We need more oil and more refining capacity, but neither is happening any time soon. Depending on where you stand, this is a case of admirable restraint or wasted opportunity, but the ramifications of our decision to uphold the moratorium are clear: lots of complaining and hand wrininging, and $5 a gallon gas.
SDG&E put out a release today announcing its intention to build a 46MW, gas-fired peaking plant near San Diego. If all goes according to plan, it will be online in 2009 and will only be used to meet increased demand during peak consumption periods.
The release notes that the building new gas-fired plants is still very much part of California's overall energy plan, after conservation and development of new alternative energy resources.
SDG&E is moving to increase capacity to meet consumer demand and this will more than likely sail through the bureacratic morrass unchallenged because it makes fundatmental sense; the same logic does not apply for oil (and ultimately gasoline).
Just as SDG&E noted in its press release, the answer to our oil (gasoline) woes is rooted in the same three part strategy: conservation, development of new alternatives (technology), and increasing capacity.
Wer'e clearly not doing enough in the conservation department and we're making limited strides in the development of commercially viable alternative vehicle technology, but apparently we are dead set against increasing capacity.

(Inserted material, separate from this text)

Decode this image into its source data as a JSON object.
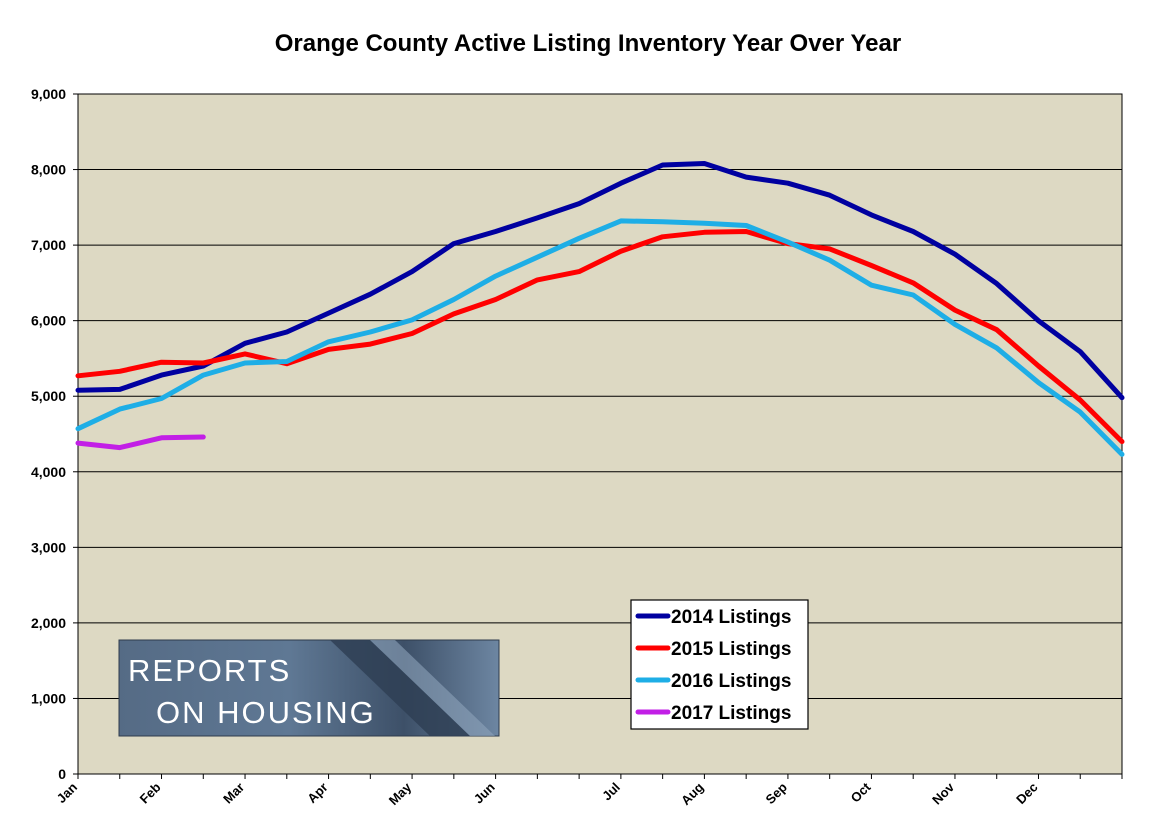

Despite the fact that we know where the oil is and how to get it, and desptite the fact that resource extraction technology is light years ahead of what it was a generation ago, everyone except George W. Bush and John McCain is saying no to drilling in
ANWR and to offshore drilling.
Clearly, in environmental impact terms, a gas-fired power plant that will only be put to limited use is not even in the same league as offshore drilling but the academic point is obvious-- we need more capacity and (rightly or wrongly) we are not willing to produce it for oil, so we have to live with the consequences and change our habits.